The bone itself is made of mineral, which is pretty brittle—strong, but not tough. The mineral is attached to collagen which is stretchy—but not necessarily strong or tough. In bone, these two materials are interwoven in a complicated way, boosting the toughness of bone beyond what is exhibited by either material alone. But how these two materials work together to give this boost is not well understood.
They also pulled in another faculty member, Assistant Professor Emily Whiting (Computer Science), to help with the complicated algorithm development. In order to have the system be autonomous—not just automated—it needed to run machine learning algorithms during the testing and evaluation phases. While the system runs, it learns about failure in 3D-printed parts, and can choose the next design to test based on past results.
This research with BEAR is just one example of how an automated researcher can be used to speed up experiments that are typically slow and monotonous.
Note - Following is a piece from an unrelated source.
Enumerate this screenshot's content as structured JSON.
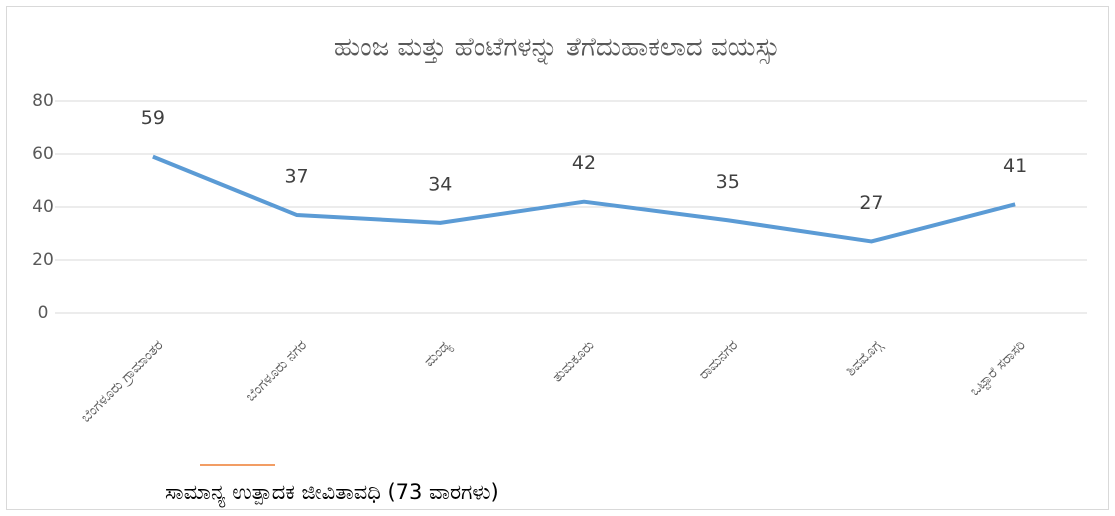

And although through developing and optimizing BEAR more than 2,500 structures were tested, only 32 were needed to reach the optimal structure design for toughness—that showed them that they can test much more complicated structures than they have so far.
Brown’s lab is focused on developing new methods, typically tools, to investigate properties of polymers and soft matter across many length scales from the microscopic to the macroscopic (from 10 nanometers to a few centimeters). He is motivated by the lack of knowledge about the properties of materials that are structured on several of these scales, which is driven by the absence of the necessary tools.
“With advances in additive manufacturing, you make very complicated hierarchical component designs,” says Morgan. “But when trying to find the best design, the rate-limiting step is testing them and evaluating the results, but the advances in autonomous systems and robotics have enabled us to open up that rate-limiting step quite a bit.”
Brown and Morgan say that these new structures could be used for protection, such as pads inside of a helmet, and potentially synthetic bone substitutes in the future.